Le riserve del Colle dopo 5 mesi di attesa

L'unico che dimostra autentico buonumore è Silvio Berlusconi. Prima scherza con un operatore tu sul «rischio scoliosi» del portare la telecamera in spalla. Poi, dopo essersi guardato intorno per conquistarsi l'attenzione, promette una barzelletta del suo ricco repertorio. «Ora vi racconto una storiella», dice ai cronisti assiepati nella Sala della Pendola al Quirinale e che, in attesa del capo dello Stato, impugnano subito i taccuini. Gianni Letta, come in uno sperimentato gioco a due, lo blocca con un «alt», cui il premier replica sospirando: «Ecco cosa succede quando uno non ha niente da fare nella vita». Risata generale, che di colpo si spegne all'arrivo di Napolitano.
Il quale interrompe il siparietto e rassicura tutti: «Non sono cerimonie lunghe». È proprio vero: in pochi minuti, e senza entusiasmi, si apre e si chiude l'incontro che mette la parola fine alla prova di forza sul dopo-Scajola allo Sviluppo economico. Non c'è stato bisogno di grandi discorsi, stavolta. Il presidente della Repubblica si è limitato a una presa d'atto, risolutiva.
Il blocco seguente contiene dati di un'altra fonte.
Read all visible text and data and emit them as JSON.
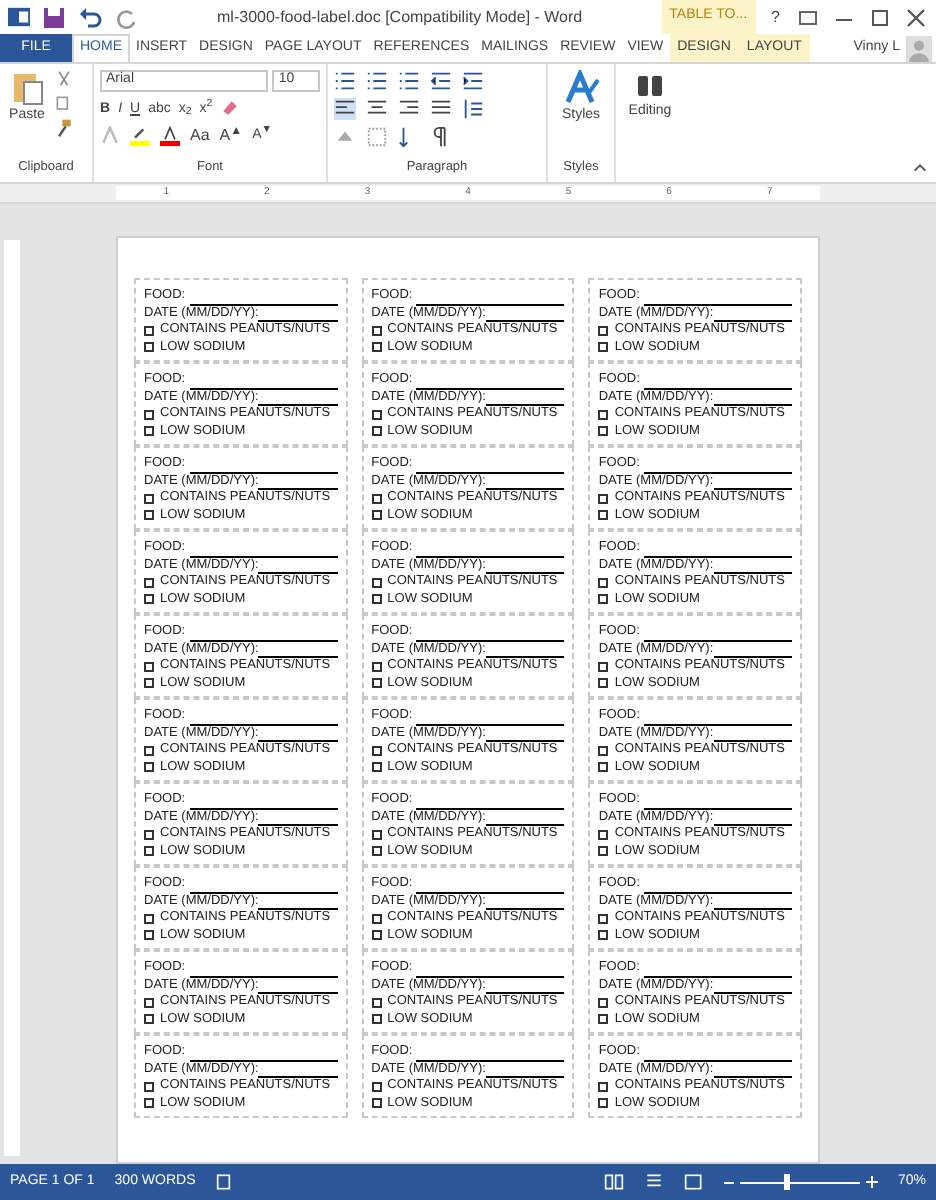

Palazzo Chigi gli ha confermato che il viceministro Paolo Romani, indicato dal Cavaliere a succedergli nell'incarico che già aveva assunto su di sé ad interim il 4 maggio scorso, ha offerto le assicurazioni formali previste dalla legge sul conflitto d'interessi. Una sorta di autocertificazione, insomma, davanti all'Antitrust e sotto la sua personale responsabilità. A questo punto, non potendo più sollevare obiezioni sulla nomina, Giorgio Napolitano ha detto ai propri funzionari che non c'era bisogno di preparare il suo studio per un incontro riservato e di attrezzare invece sala e tavolo per la formula del giuramento. Sbrigato in fretta, con i rituali «complimenti e auguri» a Romani, e nient'altro. Neppure uno scambio di battute in privato.
Una partita trascinatasi per più di cinque mesi (un tempo «insopportabilmente lungo», secondo la polemica definizione che ne avevano dato all'unisono la Confindustria, i sindacati e le opposizioni), attraverso una girandola di candidature e negoziati dentro la maggioranza. Partita che si è chiusa sul nome che il premier aveva proposto fin dall'inizio - ma informalmente - al presidente della Repubblica. Incassando «dubbi» e «perplessità» e la richiesta di un «supplemento di riflessione».
Il problema, per il Colle, era che l'uomo da promuovere ministro, legatissimo a Berlusconi, aveva un passato da editore televisivo e tale continuava a qualificarsi nel curriculum pubblicato sul sito del governo. Di qui l'ipotesi, se non di incompatibilità vera e propria com'era stato ventilato allora, almeno di «inopportunità». Alla quale lo stesso Romani aveva replicato a fine luglio recriminando su un doppio «malinteso»: 1) non era più editore da parecchi anni e tutte le sue partecipazioni nel mondo delle tv commerciali erano state vendute; 2) che non esistesse alcun conflitto d'interessi era provato dal fatto che, vestendo già i panni di viceministro con delega alle comunicazioni, nessuno aveva contestato quell'incarico (in caso contrario, si obiettava, l'incompatibilità sarebbe scattata «per tabulas»).
L'intoppo, dunque, più che tecnico sarebbe stato politico e comunque interno alla maggioranza (legato, in qualche modo, allo «strappo di Fini»). Ecco la tesi sulla quale si è arroccato il governo. Napolitano, in un momento così incerto e difficile perla vita della legislatura, deve aver pensato che non fosse il caso di . aggiungere nuovi motivi di tensione, insistendo con le proprie riserve. C'è la guerra sulla giustizia, rinfocolata domenica da Berlusconi, sulla quale intervenire. Ma a freddo, e nelle sedi istituzionali appropriate.